Cette cour elle fait une quarantaine de pas de long et une quarantaine de pas de large : je le sais parce que je l’ai fait, j’ai compté !

En temps normal nous allons tous les matins avec Luc-Antoine, boire notre café à l’Express de Paris, en terrasse. Dès les premiers jours du confinement ça s’est avéré évident qu’il fallait qu’on sorte pour boire le café devant les fenêtres de Madame D. On a donc continué au même rythme qu’avant le confinement et on est descendu boire le café dans la cour. Très rapidement il y a une vie sociale qui s‘est installée ici, qui a remplacé de façon convaincante les relations sociales qu’on a à l’extérieur habituellement.

Je descends donc maintenant dans la cour pour boire le café, et pour rencontrer les gens, mes voisins.

J’y cours aussi depuis qu’il est interdit de courir dehors entre 10 et 19h. En fait, quand je fais mon jogging, je fais le tour complet de tous les petits trottoirs qui bordent cette cour et comme c’est ennuyeux de compter combien de tours je fais, j’ai dans ma poche des boutons, j’en ai une dizaine. À chaque fois que je fais un tour complet je change un bouton de poche. Le bouton passe de la poche gauche à la poche droite et comme ça jusqu’à épuisement des boutons dans ma poche. C’est mon côté Petit Poucet. Quand la poche gauche est vide, j’arrête de courir!

J’ai très souvent essayé d’imaginer cette cour à la construction des immeubles qui datent des années 70, et j’ai toujours pensé qu’il y avait eu une vie très joyeuse. Ça m’a d’ailleurs été confirmé par une des propriétaires, Simone, qui a dit que ce qui se passait en ce moment lui rappelait les années 70.

Moi je vis très bien ce confinement. J’ai aucun problème avec cette affaire. Si ce n’est qu’après il y a des avis contradictoires dans les médias : est-ce que c’était utile ? est-ce que ce n’était pas utile ? ça j’en sais rien, économiquement, d’un point de vue de la santé publique, je ne sais pas. Mais en tout cas d’un point de vue individuel, je trouve que cette rupture dans le quotidien est complètement incroyable.
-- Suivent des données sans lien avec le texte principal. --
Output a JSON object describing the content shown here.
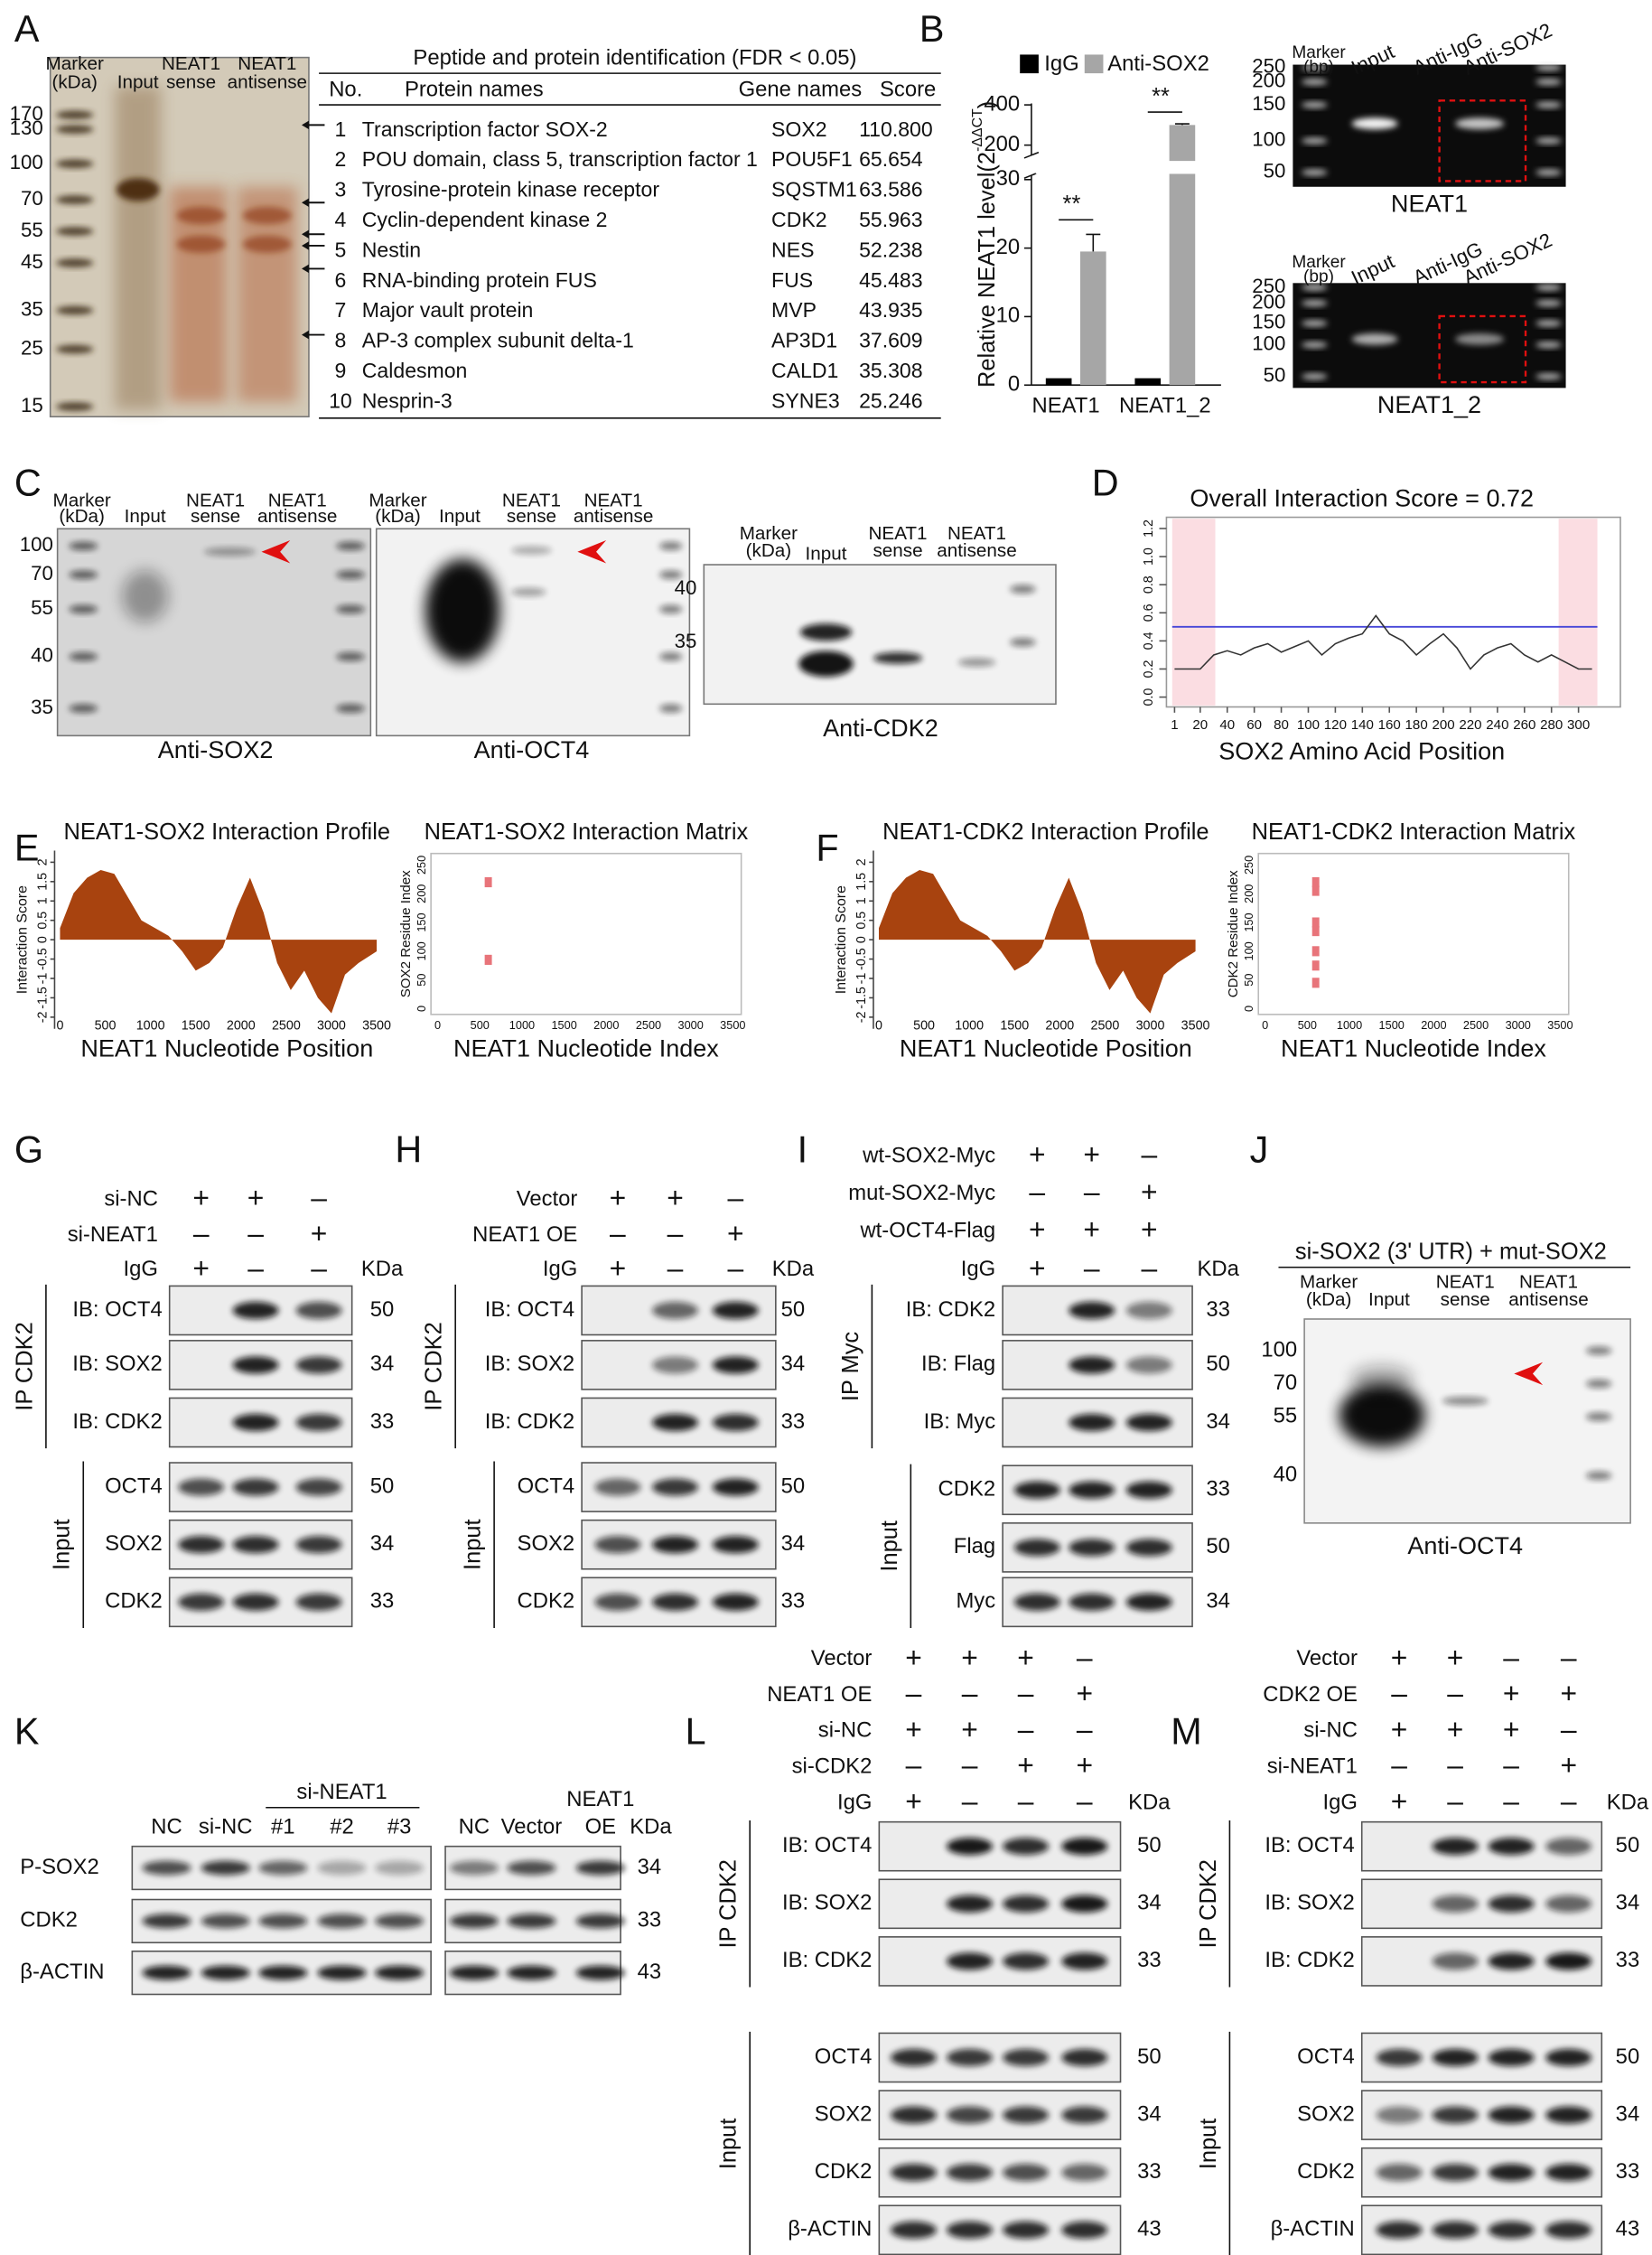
{
  "letters": [
    "A",
    "B",
    "C",
    "D",
    "E",
    "F",
    "G",
    "H",
    "I",
    "J",
    "K",
    "L",
    "M"
  ],
  "A": {
    "gel_header": [
      "Marker",
      "(kDa)",
      "Input",
      "NEAT1",
      "sense",
      "NEAT1",
      "antisense"
    ],
    "markers": [
      170,
      130,
      100,
      70,
      55,
      45,
      35,
      25,
      15
    ],
    "table": {
      "title": "Peptide and protein identification (FDR < 0.05)",
      "header": [
        "No.",
        "Protein names",
        "Gene names",
        "Score"
      ],
      "rows": [
        [
          "1",
          "Transcription factor SOX-2",
          "SOX2",
          "110.800"
        ],
        [
          "2",
          "POU domain, class 5, transcription factor 1",
          "POU5F1",
          "65.654"
        ],
        [
          "3",
          "Tyrosine-protein kinase receptor",
          "SQSTM1",
          "63.586"
        ],
        [
          "4",
          "Cyclin-dependent kinase 2",
          "CDK2",
          "55.963"
        ],
        [
          "5",
          "Nestin",
          "NES",
          "52.238"
        ],
        [
          "6",
          "RNA-binding protein FUS",
          "FUS",
          "45.483"
        ],
        [
          "7",
          "Major vault protein",
          "MVP",
          "43.935"
        ],
        [
          "8",
          "AP-3 complex subunit delta-1",
          "AP3D1",
          "37.609"
        ],
        [
          "9",
          "Caldesmon",
          "CALD1",
          "35.308"
        ],
        [
          "10",
          "Nesprin-3",
          "SYNE3",
          "25.246"
        ]
      ]
    }
  },
  "chart_data": {
    "type": "bar",
    "categories": [
      "NEAT1",
      "NEAT1_2"
    ],
    "series": [
      {
        "name": "IgG",
        "color": "#000000",
        "values": [
          1,
          1
        ]
      },
      {
        "name": "Anti-SOX2",
        "color": "#a6a6a6",
        "values": [
          19.5,
          300
        ],
        "errors": [
          2.5,
          6
        ]
      }
    ],
    "ylabel": "Relative NEAT1 level(2",
    "ylabel_sup": "-ΔΔCT",
    "ylabel_end": ")",
    "ylim": [
      0,
      400
    ],
    "ybreak": [
      30,
      170
    ],
    "yticks": [
      0,
      10,
      20,
      30,
      200,
      400
    ],
    "annotations": [
      "**",
      "**"
    ]
  },
  "B": {
    "gels": [
      {
        "header": [
          "Marker",
          "(bp)",
          "Input",
          "Anti-IgG",
          "Anti-SOX2"
        ],
        "ladder": [
          250,
          200,
          150,
          100,
          50
        ],
        "caption": "NEAT1"
      },
      {
        "header": [
          "Marker",
          "(bp)",
          "Input",
          "Anti-IgG",
          "Anti-SOX2"
        ],
        "ladder": [
          250,
          200,
          150,
          100,
          50
        ],
        "caption": "NEAT1_2"
      }
    ]
  },
  "C": {
    "gels": [
      {
        "header": [
          "Marker",
          "(kDa)",
          "Input",
          "NEAT1",
          "sense",
          "NEAT1",
          "antisense"
        ],
        "markers": [
          100,
          70,
          55,
          40,
          35
        ],
        "caption": "Anti-SOX2"
      },
      {
        "header": [
          "Marker",
          "(kDa)",
          "Input",
          "NEAT1",
          "sense",
          "NEAT1",
          "antisense"
        ],
        "markers": [],
        "caption": "Anti-OCT4"
      },
      {
        "header": [
          "Marker",
          "(kDa)",
          "Input",
          "NEAT1",
          "sense",
          "NEAT1",
          "antisense"
        ],
        "markers": [
          40,
          35
        ],
        "caption": "Anti-CDK2"
      }
    ]
  },
  "D": {
    "title": "Overall Interaction Score = 0.72",
    "xlabel": "SOX2 Amino Acid Position",
    "yticks": [
      "0.0",
      "0.2",
      "0.4",
      "0.6",
      "0.8",
      "1.0",
      "1.2"
    ],
    "ytick_values": [
      0,
      0.2,
      0.4,
      0.6,
      0.8,
      1,
      1.2
    ],
    "xticks": [
      1,
      20,
      40,
      60,
      80,
      100,
      120,
      140,
      160,
      180,
      200,
      220,
      240,
      260,
      280,
      300
    ],
    "xlim": [
      -5,
      331
    ],
    "ylim": [
      -0.07,
      1.28
    ],
    "threshold": 0.5,
    "x": [
      1,
      20,
      30,
      40,
      50,
      60,
      70,
      80,
      90,
      100,
      110,
      120,
      130,
      140,
      150,
      160,
      170,
      180,
      190,
      200,
      210,
      220,
      230,
      240,
      250,
      260,
      270,
      280,
      290,
      300,
      310
    ],
    "values": [
      0.2,
      0.2,
      0.3,
      0.33,
      0.3,
      0.35,
      0.38,
      0.32,
      0.36,
      0.4,
      0.3,
      0.38,
      0.42,
      0.45,
      0.58,
      0.45,
      0.4,
      0.3,
      0.38,
      0.45,
      0.35,
      0.2,
      0.3,
      0.35,
      0.38,
      0.3,
      0.25,
      0.3,
      0.25,
      0.2,
      0.2
    ]
  },
  "E": {
    "profile": {
      "title": "NEAT1-SOX2 Interaction Profile",
      "ylabel": "Interaction Score",
      "xlabel": "NEAT1 Nucleotide Position",
      "yticks": [
        2,
        1.5,
        1,
        0.5,
        0,
        -0.5,
        -1,
        -1.5,
        -2
      ],
      "xticks": [
        0,
        500,
        1000,
        1500,
        2000,
        2500,
        3000,
        3500
      ],
      "xlim": [
        -60,
        3560
      ],
      "ylim": [
        -2.3,
        2.3
      ],
      "x": [
        0,
        150,
        300,
        450,
        600,
        750,
        900,
        1050,
        1200,
        1350,
        1500,
        1650,
        1800,
        1950,
        2100,
        2250,
        2400,
        2550,
        2700,
        2850,
        3000,
        3150,
        3300,
        3500
      ],
      "values": [
        0.3,
        1.2,
        1.6,
        1.8,
        1.7,
        1.1,
        0.5,
        0.3,
        0.1,
        -0.3,
        -0.8,
        -0.6,
        -0.2,
        0.8,
        1.6,
        0.7,
        -0.6,
        -1.3,
        -0.8,
        -1.5,
        -1.9,
        -0.9,
        -0.6,
        -0.3
      ]
    },
    "matrix": {
      "title": "NEAT1-SOX2 Interaction Matrix",
      "ylabel": "SOX2 Residue Index",
      "xlabel": "NEAT1 Nucleotide Index",
      "yticks": [
        0,
        50,
        100,
        150,
        200,
        250
      ],
      "xticks": [
        0,
        500,
        1000,
        1500,
        2000,
        2500,
        3000,
        3500
      ],
      "xlim": [
        -80,
        3600
      ],
      "ylim": [
        -10,
        270
      ],
      "x": [
        600,
        600
      ],
      "y": [
        220,
        85
      ]
    }
  },
  "F": {
    "profile": {
      "title": "NEAT1-CDK2 Interaction Profile",
      "ylabel": "Interaction Score",
      "xlabel": "NEAT1 Nucleotide Position",
      "yticks": [
        2,
        1.5,
        1,
        0.5,
        0,
        -0.5,
        -1,
        -1.5,
        -2
      ],
      "xticks": [
        0,
        500,
        1000,
        1500,
        2000,
        2500,
        3000,
        3500
      ],
      "xlim": [
        -60,
        3560
      ],
      "ylim": [
        -2.3,
        2.3
      ],
      "x": [
        0,
        150,
        300,
        450,
        600,
        750,
        900,
        1050,
        1200,
        1350,
        1500,
        1650,
        1800,
        1950,
        2100,
        2250,
        2400,
        2550,
        2700,
        2850,
        3000,
        3150,
        3300,
        3500
      ],
      "values": [
        0.3,
        1.2,
        1.6,
        1.8,
        1.7,
        1.1,
        0.5,
        0.3,
        0.1,
        -0.3,
        -0.8,
        -0.6,
        -0.2,
        0.8,
        1.6,
        0.7,
        -0.6,
        -1.3,
        -0.8,
        -1.5,
        -1.9,
        -0.9,
        -0.6,
        -0.3
      ]
    },
    "matrix": {
      "title": "NEAT1-CDK2 Interaction Matrix",
      "ylabel": "CDK2 Residue Index",
      "xlabel": "NEAT1 Nucleotide Index",
      "yticks": [
        0,
        50,
        100,
        150,
        200,
        250
      ],
      "xticks": [
        0,
        500,
        1000,
        1500,
        2000,
        2500,
        3000,
        3500
      ],
      "xlim": [
        -80,
        3600
      ],
      "ylim": [
        -10,
        270
      ],
      "x": [
        600,
        600,
        600,
        600,
        600,
        600,
        600
      ],
      "y": [
        220,
        205,
        150,
        135,
        100,
        75,
        45
      ]
    }
  },
  "G": {
    "conditions": [
      {
        "name": "si-NC",
        "signs": [
          "+",
          "+",
          "–"
        ]
      },
      {
        "name": "si-NEAT1",
        "signs": [
          "–",
          "–",
          "+"
        ]
      },
      {
        "name": "IgG",
        "signs": [
          "+",
          "–",
          "–"
        ]
      }
    ],
    "kda_header": "KDa",
    "ip": {
      "label": "IP CDK2",
      "rows": [
        {
          "label": "IB: OCT4",
          "kda": 50
        },
        {
          "label": "IB: SOX2",
          "kda": 34
        },
        {
          "label": "IB: CDK2",
          "kda": 33
        }
      ]
    },
    "input": {
      "label": "Input",
      "rows": [
        {
          "label": "OCT4",
          "kda": 50
        },
        {
          "label": "SOX2",
          "kda": 34
        },
        {
          "label": "CDK2",
          "kda": 33
        }
      ]
    }
  },
  "H": {
    "conditions": [
      {
        "name": "Vector",
        "signs": [
          "+",
          "+",
          "–"
        ]
      },
      {
        "name": "NEAT1 OE",
        "signs": [
          "–",
          "–",
          "+"
        ]
      },
      {
        "name": "IgG",
        "signs": [
          "+",
          "–",
          "–"
        ]
      }
    ],
    "kda_header": "KDa",
    "ip": {
      "label": "IP CDK2",
      "rows": [
        {
          "label": "IB: OCT4",
          "kda": 50
        },
        {
          "label": "IB: SOX2",
          "kda": 34
        },
        {
          "label": "IB: CDK2",
          "kda": 33
        }
      ]
    },
    "input": {
      "label": "Input",
      "rows": [
        {
          "label": "OCT4",
          "kda": 50
        },
        {
          "label": "SOX2",
          "kda": 34
        },
        {
          "label": "CDK2",
          "kda": 33
        }
      ]
    }
  },
  "I": {
    "conditions": [
      {
        "name": "wt-SOX2-Myc",
        "signs": [
          "+",
          "+",
          "–"
        ]
      },
      {
        "name": "mut-SOX2-Myc",
        "signs": [
          "–",
          "–",
          "+"
        ]
      },
      {
        "name": "wt-OCT4-Flag",
        "signs": [
          "+",
          "+",
          "+"
        ]
      },
      {
        "name": "IgG",
        "signs": [
          "+",
          "–",
          "–"
        ]
      }
    ],
    "kda_header": "KDa",
    "ip": {
      "label": "IP Myc",
      "rows": [
        {
          "label": "IB: CDK2",
          "kda": 33
        },
        {
          "label": "IB: Flag",
          "kda": 50
        },
        {
          "label": "IB: Myc",
          "kda": 34
        }
      ]
    },
    "input": {
      "label": "Input",
      "rows": [
        {
          "label": "CDK2",
          "kda": 33
        },
        {
          "label": "Flag",
          "kda": 50
        },
        {
          "label": "Myc",
          "kda": 34
        }
      ]
    }
  },
  "J": {
    "title": "si-SOX2 (3' UTR) + mut-SOX2",
    "header": [
      "Marker",
      "(kDa)",
      "Input",
      "NEAT1",
      "sense",
      "NEAT1",
      "antisense"
    ],
    "markers": [
      100,
      70,
      55,
      40
    ],
    "caption": "Anti-OCT4"
  },
  "K": {
    "group": "si-NEAT1",
    "lanes": [
      "NC",
      "si-NC",
      "#1",
      "#2",
      "#3",
      "NC",
      "Vector",
      "NEAT1",
      "OE"
    ],
    "kda_header": "KDa",
    "rows": [
      {
        "label": "P-SOX2",
        "kda": 34
      },
      {
        "label": "CDK2",
        "kda": 33
      },
      {
        "label": "β-ACTIN",
        "kda": 43
      }
    ]
  },
  "L": {
    "conditions": [
      {
        "name": "Vector",
        "signs": [
          "+",
          "+",
          "+",
          "–"
        ]
      },
      {
        "name": "NEAT1 OE",
        "signs": [
          "–",
          "–",
          "–",
          "+"
        ]
      },
      {
        "name": "si-NC",
        "signs": [
          "+",
          "+",
          "–",
          "–"
        ]
      },
      {
        "name": "si-CDK2",
        "signs": [
          "–",
          "–",
          "+",
          "+"
        ]
      },
      {
        "name": "IgG",
        "signs": [
          "+",
          "–",
          "–",
          "–"
        ]
      }
    ],
    "kda_header": "KDa",
    "ip": {
      "label": "IP CDK2",
      "rows": [
        {
          "label": "IB: OCT4",
          "kda": 50
        },
        {
          "label": "IB: SOX2",
          "kda": 34
        },
        {
          "label": "IB: CDK2",
          "kda": 33
        }
      ]
    },
    "input": {
      "label": "Input",
      "rows": [
        {
          "label": "OCT4",
          "kda": 50
        },
        {
          "label": "SOX2",
          "kda": 34
        },
        {
          "label": "CDK2",
          "kda": 33
        },
        {
          "label": "β-ACTIN",
          "kda": 43
        }
      ]
    }
  },
  "M": {
    "conditions": [
      {
        "name": "Vector",
        "signs": [
          "+",
          "+",
          "–",
          "–"
        ]
      },
      {
        "name": "CDK2 OE",
        "signs": [
          "–",
          "–",
          "+",
          "+"
        ]
      },
      {
        "name": "si-NC",
        "signs": [
          "+",
          "+",
          "+",
          "–"
        ]
      },
      {
        "name": "si-NEAT1",
        "signs": [
          "–",
          "–",
          "–",
          "+"
        ]
      },
      {
        "name": "IgG",
        "signs": [
          "+",
          "–",
          "–",
          "–"
        ]
      }
    ],
    "kda_header": "KDa",
    "ip": {
      "label": "IP CDK2",
      "rows": [
        {
          "label": "IB: OCT4",
          "kda": 50
        },
        {
          "label": "IB: SOX2",
          "kda": 34
        },
        {
          "label": "IB: CDK2",
          "kda": 33
        }
      ]
    },
    "input": {
      "label": "Input",
      "rows": [
        {
          "label": "OCT4",
          "kda": 50
        },
        {
          "label": "SOX2",
          "kda": 34
        },
        {
          "label": "CDK2",
          "kda": 33
        },
        {
          "label": "β-ACTIN",
          "kda": 43
        }
      ]
    }
  }
}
Je ne suis pas sûre qu’il y ait quelque chose qui me manque. Je pense que… non, je ne crois pas… enfin c’est-à-dire, ce n’est pas assez long pour qu’il y ait quelque chose qui me manque vraiment. Dans la mesure où personne n’est malade ou gravement malade ici c’est comme un moment d’insouciance. Il y a un côté qui ressemble à l’insouciance de mes vacances quand j’étais enfant.

C’est une vraie parenthèse.

Je pense que ça va nous tomber sur la figure après. En tout cas économiquement. Moi je suis comédienne. Qu’est ce qui va se passer dans les théâtres après si on continue à avoir peur de ce virus ?

Dès le début du confinement j’ai lancé un groupe d’écriture avec quelques amis. On a un thème et au bout de quelques jours les gens qui font partie de ce groupe m’envoient un texte puis nous lisons avec Luc-Antoine et une autre personne qui fait partie de ce groupe, les textes en visio-conférence.

Je trouve ça incroyable ce qui se passe dans cette cour : j’ai par moment l’impression d’être au Club Méditerranée de la rue du Pressoir.

Marie Christine, 61 ans. Habite ici depuis 1984, peut-être 1985, en colocation, puis y a vécu en couple et en mère de famille.